Right now I'm liking Tyan - They specialize in expensive no-frills server 'boards but I've yet to have a problem with one. Alas they are mostly unsuitable for desktop systems tho' (PCIe x16 positioning is shockingly bad on the last one I installed; You wouldn't be able put a full-length PCIe x16 graphics card in as it would collide with one of the heat sinks!  :Laughing:  To be fair, it's probably intended for some ludicrous RAID or 10GigE card  :Laughing: )

----------

## Odysseus

Trying not to hijack this thread, but Tyan has always had an outstanding reputation for making expensive conservative server boards, as you said, not really for the desktop or for workstations. Also in that category would be Supermicro, which is another outstanding though conservative server board maker but with hardly any presence on the desktop. I guess I got lucky and haven't owned an Asus during this "bad" stretch. I read where many companies had boards that were failing due to faulty caps but I was lucky and was never affected.

It could be because I held on to my old rig for so many years as I felt no need to upgrade. My old machine was based upon an Asus Tusl-2 motherboard. I ran an unlocked engineering sample Pentium III 1.4ghz overclocked to 2.3ghz in a vapo-chill case. The CPU stayed at a consistent -35C. It ran circles around most P-IVs with nearly double the clock-speed. 

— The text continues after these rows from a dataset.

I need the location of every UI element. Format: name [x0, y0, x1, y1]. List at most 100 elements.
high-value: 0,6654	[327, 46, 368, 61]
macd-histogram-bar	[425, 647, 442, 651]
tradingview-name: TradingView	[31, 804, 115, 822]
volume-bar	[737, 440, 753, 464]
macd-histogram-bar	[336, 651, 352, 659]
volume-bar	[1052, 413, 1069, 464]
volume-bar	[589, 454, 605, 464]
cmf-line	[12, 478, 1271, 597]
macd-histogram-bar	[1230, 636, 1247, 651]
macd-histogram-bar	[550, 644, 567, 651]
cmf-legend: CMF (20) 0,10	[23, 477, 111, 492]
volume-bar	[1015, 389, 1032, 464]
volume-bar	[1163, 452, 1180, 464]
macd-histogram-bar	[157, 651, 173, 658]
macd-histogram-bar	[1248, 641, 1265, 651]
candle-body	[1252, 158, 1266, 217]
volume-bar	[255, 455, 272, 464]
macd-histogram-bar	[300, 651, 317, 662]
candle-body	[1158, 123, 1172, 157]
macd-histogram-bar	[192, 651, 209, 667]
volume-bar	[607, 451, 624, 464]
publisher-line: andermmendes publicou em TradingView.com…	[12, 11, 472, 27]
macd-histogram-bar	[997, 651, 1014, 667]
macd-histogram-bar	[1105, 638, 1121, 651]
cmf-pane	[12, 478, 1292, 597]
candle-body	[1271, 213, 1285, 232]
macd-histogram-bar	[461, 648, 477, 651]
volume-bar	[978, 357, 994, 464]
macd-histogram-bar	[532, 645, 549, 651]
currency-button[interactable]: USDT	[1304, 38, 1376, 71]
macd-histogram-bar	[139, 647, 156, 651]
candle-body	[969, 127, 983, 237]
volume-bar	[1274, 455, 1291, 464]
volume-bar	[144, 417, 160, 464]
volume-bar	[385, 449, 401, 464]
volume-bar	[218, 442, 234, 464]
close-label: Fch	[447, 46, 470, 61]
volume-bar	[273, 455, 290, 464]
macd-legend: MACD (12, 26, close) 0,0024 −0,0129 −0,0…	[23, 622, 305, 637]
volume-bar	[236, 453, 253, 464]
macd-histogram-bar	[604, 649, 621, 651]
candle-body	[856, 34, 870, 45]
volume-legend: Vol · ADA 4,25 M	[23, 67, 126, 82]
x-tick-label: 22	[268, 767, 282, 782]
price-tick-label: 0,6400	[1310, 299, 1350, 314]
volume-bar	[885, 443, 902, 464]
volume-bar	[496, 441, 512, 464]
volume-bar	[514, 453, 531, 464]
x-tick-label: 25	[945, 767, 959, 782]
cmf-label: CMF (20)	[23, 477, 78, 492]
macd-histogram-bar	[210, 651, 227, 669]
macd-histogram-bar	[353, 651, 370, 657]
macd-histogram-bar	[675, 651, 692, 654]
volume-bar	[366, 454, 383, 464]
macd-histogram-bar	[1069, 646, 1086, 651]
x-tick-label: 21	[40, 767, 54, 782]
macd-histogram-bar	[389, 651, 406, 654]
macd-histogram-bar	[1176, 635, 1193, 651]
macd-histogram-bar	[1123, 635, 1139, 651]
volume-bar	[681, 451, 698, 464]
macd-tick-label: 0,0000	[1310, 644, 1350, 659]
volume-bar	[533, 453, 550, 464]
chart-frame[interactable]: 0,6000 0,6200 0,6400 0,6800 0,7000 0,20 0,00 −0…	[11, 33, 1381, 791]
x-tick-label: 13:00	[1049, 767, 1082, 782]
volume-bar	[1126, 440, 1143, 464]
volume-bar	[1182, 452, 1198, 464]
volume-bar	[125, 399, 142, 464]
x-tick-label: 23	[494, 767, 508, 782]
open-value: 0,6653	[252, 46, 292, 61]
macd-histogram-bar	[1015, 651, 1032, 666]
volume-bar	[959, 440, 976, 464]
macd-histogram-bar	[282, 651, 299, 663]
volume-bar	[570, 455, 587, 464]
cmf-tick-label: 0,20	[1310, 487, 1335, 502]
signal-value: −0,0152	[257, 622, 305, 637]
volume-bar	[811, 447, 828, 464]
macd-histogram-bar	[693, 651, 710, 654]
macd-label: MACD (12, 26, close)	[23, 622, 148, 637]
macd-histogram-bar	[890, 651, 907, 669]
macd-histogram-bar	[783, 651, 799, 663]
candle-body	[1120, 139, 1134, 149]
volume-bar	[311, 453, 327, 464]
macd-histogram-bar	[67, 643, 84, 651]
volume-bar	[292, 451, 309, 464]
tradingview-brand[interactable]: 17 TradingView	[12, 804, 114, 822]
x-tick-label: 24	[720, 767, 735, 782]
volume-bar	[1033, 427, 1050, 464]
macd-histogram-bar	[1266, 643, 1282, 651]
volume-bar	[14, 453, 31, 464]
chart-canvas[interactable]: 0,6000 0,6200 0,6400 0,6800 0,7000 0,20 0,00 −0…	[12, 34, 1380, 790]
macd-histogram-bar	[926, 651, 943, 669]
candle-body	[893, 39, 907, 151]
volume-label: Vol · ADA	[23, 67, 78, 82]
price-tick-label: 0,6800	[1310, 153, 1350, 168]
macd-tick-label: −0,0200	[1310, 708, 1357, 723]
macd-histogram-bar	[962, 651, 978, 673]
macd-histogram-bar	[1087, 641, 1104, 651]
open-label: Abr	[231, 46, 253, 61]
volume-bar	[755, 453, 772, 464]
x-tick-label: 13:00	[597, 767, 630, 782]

It had 3 major problems however, it was limited to only 512megs of RAM, had AGP not PCIE, and it sounded like a huge deep freezer in my bedroom 24-7. When I got married, the first thing  my wife made me do was dump it. Which was a shame as it served me well and deserved a better fate.

OK hijacking over! lol

Ciao

----------

## salahx

Actually, it might be one other thing. There's a kernel option, PM_DEBUG, and a sysfs file 

/sys/power/pm_trace , that, when enable, corrupts the clock as a side-effect (see Documentation/power/s2ram.txt for the details on this). It could be this process is cause the CMOS checksum to fail and erase itself.

----------

## rawbeefman

Hey, did you ever figure this one out?  I have a shuttle too.  I am using it as a server, and I get the same issue everytime I reboot.  I have to go down and manually push the f1 key to continue at bios.  It is really frustrating.

----------